Commercials on TV made this one look like a traditional horror movie centered around a bizarre insect infestation and helmed by the director of The Exorcist. But it's not as advertised ... at all. If you want a title like that, pick up 2006's Slither, a tongue-in-cheek look at a small town overrun by creepy crawlies.
Unlike its misleading promos would lead viewers to believe, Bug is a psychological case study, based on a play by Tracy Letts (who also wrote the screenplay). With the film's extremely limited exposition—the only sets are a seedy motel room and a dive bar—and bizarre monotone dialogue for two-thirds of the film, it reeks of something that succeeded on the stage but perhaps didn't translate to film as well.

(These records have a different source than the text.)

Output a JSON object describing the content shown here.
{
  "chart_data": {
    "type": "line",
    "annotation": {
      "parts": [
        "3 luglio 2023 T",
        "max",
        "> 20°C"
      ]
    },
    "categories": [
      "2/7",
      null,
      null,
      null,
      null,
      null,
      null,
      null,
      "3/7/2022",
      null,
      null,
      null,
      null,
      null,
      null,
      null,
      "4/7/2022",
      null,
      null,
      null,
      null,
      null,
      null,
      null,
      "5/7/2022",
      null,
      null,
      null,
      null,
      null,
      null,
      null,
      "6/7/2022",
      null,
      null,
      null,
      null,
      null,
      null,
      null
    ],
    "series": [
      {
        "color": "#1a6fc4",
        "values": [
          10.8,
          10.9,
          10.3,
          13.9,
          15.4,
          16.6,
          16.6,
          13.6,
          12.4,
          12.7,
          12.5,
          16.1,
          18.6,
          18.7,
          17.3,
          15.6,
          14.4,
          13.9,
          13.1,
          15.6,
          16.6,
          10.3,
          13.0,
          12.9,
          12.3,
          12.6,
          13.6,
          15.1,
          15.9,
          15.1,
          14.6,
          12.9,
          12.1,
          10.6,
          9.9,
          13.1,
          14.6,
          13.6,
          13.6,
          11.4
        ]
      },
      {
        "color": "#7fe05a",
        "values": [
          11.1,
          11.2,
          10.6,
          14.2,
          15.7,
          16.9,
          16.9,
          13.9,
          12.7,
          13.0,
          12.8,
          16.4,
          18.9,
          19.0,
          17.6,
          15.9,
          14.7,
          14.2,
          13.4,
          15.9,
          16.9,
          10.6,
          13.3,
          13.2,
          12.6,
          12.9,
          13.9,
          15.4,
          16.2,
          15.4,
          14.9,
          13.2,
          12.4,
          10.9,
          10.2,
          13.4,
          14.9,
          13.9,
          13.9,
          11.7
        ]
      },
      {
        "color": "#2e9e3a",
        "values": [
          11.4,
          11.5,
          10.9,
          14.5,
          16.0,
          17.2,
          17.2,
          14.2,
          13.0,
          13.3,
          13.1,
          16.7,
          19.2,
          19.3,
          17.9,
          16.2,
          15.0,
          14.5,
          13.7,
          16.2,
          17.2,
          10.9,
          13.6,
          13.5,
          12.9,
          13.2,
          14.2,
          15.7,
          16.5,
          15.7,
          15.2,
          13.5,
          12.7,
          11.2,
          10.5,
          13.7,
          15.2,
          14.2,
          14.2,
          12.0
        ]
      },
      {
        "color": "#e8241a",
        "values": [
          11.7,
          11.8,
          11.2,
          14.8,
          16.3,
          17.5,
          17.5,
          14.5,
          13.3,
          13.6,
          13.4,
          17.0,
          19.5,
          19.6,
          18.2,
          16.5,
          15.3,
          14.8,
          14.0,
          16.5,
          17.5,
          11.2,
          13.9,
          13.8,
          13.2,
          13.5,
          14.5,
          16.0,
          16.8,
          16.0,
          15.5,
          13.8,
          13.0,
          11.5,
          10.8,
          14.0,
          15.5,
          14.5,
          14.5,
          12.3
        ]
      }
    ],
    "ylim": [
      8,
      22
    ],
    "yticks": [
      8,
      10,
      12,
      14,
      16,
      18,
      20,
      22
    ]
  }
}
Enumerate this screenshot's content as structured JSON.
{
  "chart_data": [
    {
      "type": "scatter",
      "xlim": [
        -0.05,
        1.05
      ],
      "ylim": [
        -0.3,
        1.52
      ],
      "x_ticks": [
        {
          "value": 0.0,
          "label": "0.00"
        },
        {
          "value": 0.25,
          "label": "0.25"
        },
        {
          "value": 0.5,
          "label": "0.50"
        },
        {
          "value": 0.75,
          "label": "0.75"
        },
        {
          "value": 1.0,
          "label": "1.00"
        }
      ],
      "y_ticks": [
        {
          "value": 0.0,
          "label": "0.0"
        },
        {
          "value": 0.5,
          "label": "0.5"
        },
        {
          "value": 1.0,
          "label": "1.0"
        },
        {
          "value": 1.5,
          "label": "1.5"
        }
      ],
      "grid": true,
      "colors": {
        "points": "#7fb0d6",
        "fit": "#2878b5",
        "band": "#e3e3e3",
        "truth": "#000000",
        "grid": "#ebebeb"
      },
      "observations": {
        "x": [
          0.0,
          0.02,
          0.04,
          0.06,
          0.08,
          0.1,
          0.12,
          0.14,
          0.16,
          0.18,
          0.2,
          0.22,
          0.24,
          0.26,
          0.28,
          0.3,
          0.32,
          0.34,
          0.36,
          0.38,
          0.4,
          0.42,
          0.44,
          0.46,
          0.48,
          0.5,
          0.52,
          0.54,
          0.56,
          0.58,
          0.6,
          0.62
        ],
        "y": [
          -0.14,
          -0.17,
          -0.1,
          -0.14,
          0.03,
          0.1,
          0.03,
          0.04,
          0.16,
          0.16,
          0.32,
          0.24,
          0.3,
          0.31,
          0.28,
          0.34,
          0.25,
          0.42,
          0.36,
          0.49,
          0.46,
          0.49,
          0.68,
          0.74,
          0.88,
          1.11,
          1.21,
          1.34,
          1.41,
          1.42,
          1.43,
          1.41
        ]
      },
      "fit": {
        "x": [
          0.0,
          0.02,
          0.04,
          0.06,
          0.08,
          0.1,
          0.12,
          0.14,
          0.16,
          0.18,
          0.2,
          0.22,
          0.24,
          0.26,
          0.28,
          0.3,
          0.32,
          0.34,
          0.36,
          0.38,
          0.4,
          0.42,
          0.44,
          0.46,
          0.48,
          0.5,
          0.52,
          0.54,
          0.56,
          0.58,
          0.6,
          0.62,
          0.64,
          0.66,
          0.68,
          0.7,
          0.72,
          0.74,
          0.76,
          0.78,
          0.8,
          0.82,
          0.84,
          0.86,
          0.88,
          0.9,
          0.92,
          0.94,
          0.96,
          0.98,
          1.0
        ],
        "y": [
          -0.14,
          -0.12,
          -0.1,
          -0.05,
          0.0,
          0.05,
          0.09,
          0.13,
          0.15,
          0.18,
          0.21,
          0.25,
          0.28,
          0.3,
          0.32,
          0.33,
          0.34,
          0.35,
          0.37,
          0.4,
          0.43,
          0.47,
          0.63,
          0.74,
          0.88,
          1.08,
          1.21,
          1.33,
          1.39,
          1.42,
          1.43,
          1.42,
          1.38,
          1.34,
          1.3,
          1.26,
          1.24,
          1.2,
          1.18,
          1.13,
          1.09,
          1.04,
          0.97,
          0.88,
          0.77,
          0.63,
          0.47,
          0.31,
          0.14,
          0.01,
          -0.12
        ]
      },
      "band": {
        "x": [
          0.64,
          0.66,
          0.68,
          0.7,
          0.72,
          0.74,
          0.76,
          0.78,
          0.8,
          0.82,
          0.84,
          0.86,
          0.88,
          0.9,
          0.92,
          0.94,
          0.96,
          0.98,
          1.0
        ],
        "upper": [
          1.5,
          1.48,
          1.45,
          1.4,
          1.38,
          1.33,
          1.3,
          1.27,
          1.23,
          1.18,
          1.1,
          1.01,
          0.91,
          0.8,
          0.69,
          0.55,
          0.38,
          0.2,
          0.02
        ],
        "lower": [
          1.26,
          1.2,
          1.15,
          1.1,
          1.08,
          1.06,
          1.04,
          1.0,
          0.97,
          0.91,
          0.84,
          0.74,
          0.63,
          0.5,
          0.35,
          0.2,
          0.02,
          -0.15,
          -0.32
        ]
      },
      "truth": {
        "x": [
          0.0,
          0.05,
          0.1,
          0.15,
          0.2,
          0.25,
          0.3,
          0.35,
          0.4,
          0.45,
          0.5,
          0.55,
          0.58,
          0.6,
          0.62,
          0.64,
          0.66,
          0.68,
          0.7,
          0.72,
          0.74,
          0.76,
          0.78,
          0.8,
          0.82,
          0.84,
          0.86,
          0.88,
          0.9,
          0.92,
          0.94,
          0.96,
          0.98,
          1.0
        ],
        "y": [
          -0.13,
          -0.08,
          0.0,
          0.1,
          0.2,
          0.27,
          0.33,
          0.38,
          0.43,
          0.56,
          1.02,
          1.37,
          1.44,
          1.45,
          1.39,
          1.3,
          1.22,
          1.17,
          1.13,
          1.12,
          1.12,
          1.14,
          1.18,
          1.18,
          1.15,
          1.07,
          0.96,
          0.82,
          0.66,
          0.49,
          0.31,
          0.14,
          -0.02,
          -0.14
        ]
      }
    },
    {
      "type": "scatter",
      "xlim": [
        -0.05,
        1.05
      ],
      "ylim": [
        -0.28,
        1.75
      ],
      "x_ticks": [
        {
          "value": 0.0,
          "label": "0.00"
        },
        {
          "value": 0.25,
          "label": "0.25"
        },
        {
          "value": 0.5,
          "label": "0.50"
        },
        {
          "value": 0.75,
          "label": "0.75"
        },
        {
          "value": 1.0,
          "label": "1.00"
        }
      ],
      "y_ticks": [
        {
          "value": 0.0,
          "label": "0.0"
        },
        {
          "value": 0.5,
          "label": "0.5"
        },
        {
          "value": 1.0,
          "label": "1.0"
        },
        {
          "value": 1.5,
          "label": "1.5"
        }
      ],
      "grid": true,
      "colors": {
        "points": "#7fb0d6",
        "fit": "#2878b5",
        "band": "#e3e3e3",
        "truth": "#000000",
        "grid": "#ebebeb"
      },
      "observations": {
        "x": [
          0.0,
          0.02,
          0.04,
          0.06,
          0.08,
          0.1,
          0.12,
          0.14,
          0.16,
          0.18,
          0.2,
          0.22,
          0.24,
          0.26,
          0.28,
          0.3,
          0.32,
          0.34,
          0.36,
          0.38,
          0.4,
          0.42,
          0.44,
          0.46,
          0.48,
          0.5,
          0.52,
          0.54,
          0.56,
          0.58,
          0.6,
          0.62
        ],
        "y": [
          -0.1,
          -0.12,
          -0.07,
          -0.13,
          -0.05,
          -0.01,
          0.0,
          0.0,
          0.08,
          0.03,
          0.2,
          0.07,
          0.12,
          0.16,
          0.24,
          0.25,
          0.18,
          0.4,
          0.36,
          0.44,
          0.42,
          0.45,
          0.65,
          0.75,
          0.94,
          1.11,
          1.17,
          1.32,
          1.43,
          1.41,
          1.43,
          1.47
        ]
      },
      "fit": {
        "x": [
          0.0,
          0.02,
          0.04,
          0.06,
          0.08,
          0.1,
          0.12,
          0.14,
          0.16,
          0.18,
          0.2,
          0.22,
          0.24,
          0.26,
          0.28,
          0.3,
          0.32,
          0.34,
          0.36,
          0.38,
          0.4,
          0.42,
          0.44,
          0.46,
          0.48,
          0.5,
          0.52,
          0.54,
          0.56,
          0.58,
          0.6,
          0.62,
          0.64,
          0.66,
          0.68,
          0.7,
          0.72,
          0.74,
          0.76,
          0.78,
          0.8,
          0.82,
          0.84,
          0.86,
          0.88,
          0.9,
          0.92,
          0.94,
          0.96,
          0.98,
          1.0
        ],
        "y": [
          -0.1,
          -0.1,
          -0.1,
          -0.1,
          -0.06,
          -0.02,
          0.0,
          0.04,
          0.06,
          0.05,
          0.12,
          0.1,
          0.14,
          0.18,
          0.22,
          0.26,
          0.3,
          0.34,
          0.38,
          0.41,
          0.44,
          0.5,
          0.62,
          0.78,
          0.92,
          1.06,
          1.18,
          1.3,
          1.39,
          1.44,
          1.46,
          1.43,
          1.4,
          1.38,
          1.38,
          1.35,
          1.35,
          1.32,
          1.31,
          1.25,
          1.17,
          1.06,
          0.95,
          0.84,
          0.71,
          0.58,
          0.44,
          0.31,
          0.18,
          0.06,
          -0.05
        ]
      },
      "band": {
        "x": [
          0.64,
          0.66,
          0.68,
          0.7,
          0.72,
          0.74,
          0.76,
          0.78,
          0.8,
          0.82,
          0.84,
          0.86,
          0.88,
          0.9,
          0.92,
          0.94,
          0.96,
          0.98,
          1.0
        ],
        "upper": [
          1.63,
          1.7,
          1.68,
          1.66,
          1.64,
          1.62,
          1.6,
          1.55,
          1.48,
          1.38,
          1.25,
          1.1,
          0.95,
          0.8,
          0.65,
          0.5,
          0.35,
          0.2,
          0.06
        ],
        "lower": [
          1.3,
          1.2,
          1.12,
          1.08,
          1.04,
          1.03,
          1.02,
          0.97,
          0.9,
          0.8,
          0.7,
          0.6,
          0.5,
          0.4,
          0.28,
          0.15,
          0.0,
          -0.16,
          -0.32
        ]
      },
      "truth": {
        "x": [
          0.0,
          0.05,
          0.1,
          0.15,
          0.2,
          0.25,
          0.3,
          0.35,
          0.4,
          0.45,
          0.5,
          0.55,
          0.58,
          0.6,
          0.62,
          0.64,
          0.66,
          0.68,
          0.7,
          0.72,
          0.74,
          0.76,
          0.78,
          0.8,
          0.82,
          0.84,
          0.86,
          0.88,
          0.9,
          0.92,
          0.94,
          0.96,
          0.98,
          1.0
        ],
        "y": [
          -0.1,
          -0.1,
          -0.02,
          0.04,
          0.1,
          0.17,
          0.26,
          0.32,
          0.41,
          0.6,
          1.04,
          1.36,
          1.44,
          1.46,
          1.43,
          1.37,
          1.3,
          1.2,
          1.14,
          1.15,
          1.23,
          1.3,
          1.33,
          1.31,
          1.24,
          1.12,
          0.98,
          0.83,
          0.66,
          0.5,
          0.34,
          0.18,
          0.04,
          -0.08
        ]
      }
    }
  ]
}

Agnes (Ashley Judd) is a woman living a dreary life, perpetually pestered by and fearful of her abusive ex, Jerry (Harry Connick, Jr., Hope Floats). When a drinking buddy brings a stranger with a checkered past (Michael Shannon, World Trade Center) to her house, the two form an odd bond and quickly become ensconced in a world of insects and intrigue.
Judd and Shannon both turn in rather interesting portrayals of characters at odds with the world, but don't be surprised if this film is much more of a hit with psychology professors than horror fans. Unless one is in a decidedly contemplative mood, the theme is almost too much to process.